The 1995 Trustees Report projected that the HI Trust Fund would be depleted in 2002 under the intermediate assumptions. This depiction date was one year later than was projected in the 1994 Report. The estimates under the "low cost" and "high cost" alternative ranged from 2001 to 2006. The Trustees estimated that HI Trust Fund income would exceed expenditures by $4.7 billion in fiscal year 1995, income would approximately equal expenditures in fiscal year 1996, and income would fall short of expenditures by approximately $5 billion in fiscal year 1997. However, as you know, actual expenditures exceeded revenues for fiscal year 1995 by $36 million.

The 1995 Trustees projections were within a reasonable range of variation, as they have been over the past several years. In each of the past ten years, actual HI income has been within approximately 1.5 percent of projections in either direction. Actual HI expenditures exceeded projections in six of the last ten years by amounts ranging from 0.4 percent in 1993 to 5.6 percent in 1992. Projections were higher than actual experience in four of the last ten years, by amounts ranging up to 2 percent. This past year, in fiscal year 1995, total HI income was 1.2 percent less than projected and expenditures were 3.1 percent greater than projected. Thus, the 1995 variation was within a normal range of variation.

Considering the complexity of the projections at stake, the Office of the Actuary has a pretty good track record with its estimates. By way of comparison, the Congressional Budget Office's March 1995 baseline projections for HI were very comparable to the Trustees Report projections, and estimated a surplus in fiscal year 1995. Moreover, a comparison of Trustee Report and Congressional Budget Office projections of total Medicare spending, when the projections were made during the actual year in question, shows similar ranges of differences between projections and actual spending. Over the period 1987 to 1994, the Trustee Report overestimated same year spending four times, underestimated same year spending two times, and came within a billion dollars twice; CBO overestimated spending three times, underestimated spending three times and came within a billion dollars on two occasions.

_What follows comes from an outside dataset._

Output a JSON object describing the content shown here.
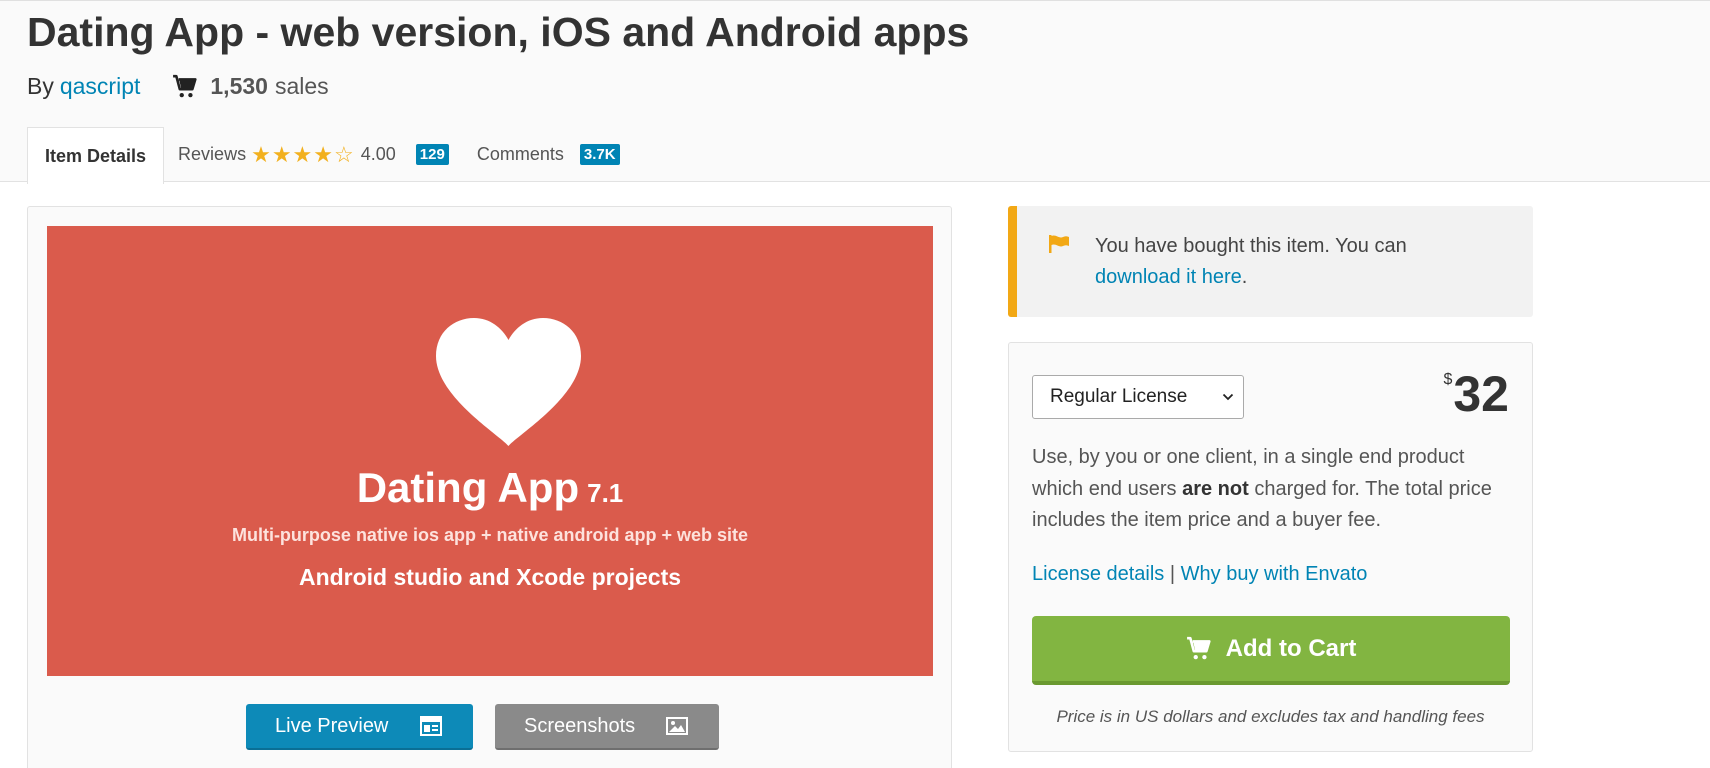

I know that you are very interested in having the most up-to-date projections of HI Trust Fund depletion, and the Trustees will provide them as soon as they become available. As I described earlier, the performance of the Trust Fund in fiscal year 1995 is just one of the factors upon which the HCFA actuaries base their projection of the Fund's performance over the longer term. The HCFA actuaries are in the process of completing the analyses they need to make these projections. Their projections will be included in the 1996 Trustees Report.

Without the detailed analysis that these projections involve, it is too soon to draw firm conclusions about the extent to which the performance of the Trust Fund in fiscal year 1995, or how the many other factors that affect the Fund. will affect the Trust Fund's estimated depletion date. Despite the fact that these projections are not yet available, the HCFA actuaries have provided an interim calculation, using the (no longer current) assumptions from the 1995 intermediate Trustees Report estimate. but reflecting actual Fund operations in fiscal year 1995. Based on this incomplete information, the projected depletion date would move back from 2002. as projected in 1995. to 2001, as projected in our 1994 Trustees Report. However, this projection is preliminary and incomplete since it does not take into account any other changes in the data or assumptions that are currently being reviewed. Finally, this projection is subject to change -- at a substantially lengthened time frame -- if the Congress acts soon to adopt the constructive Medicare reforms that this Administration has recommended.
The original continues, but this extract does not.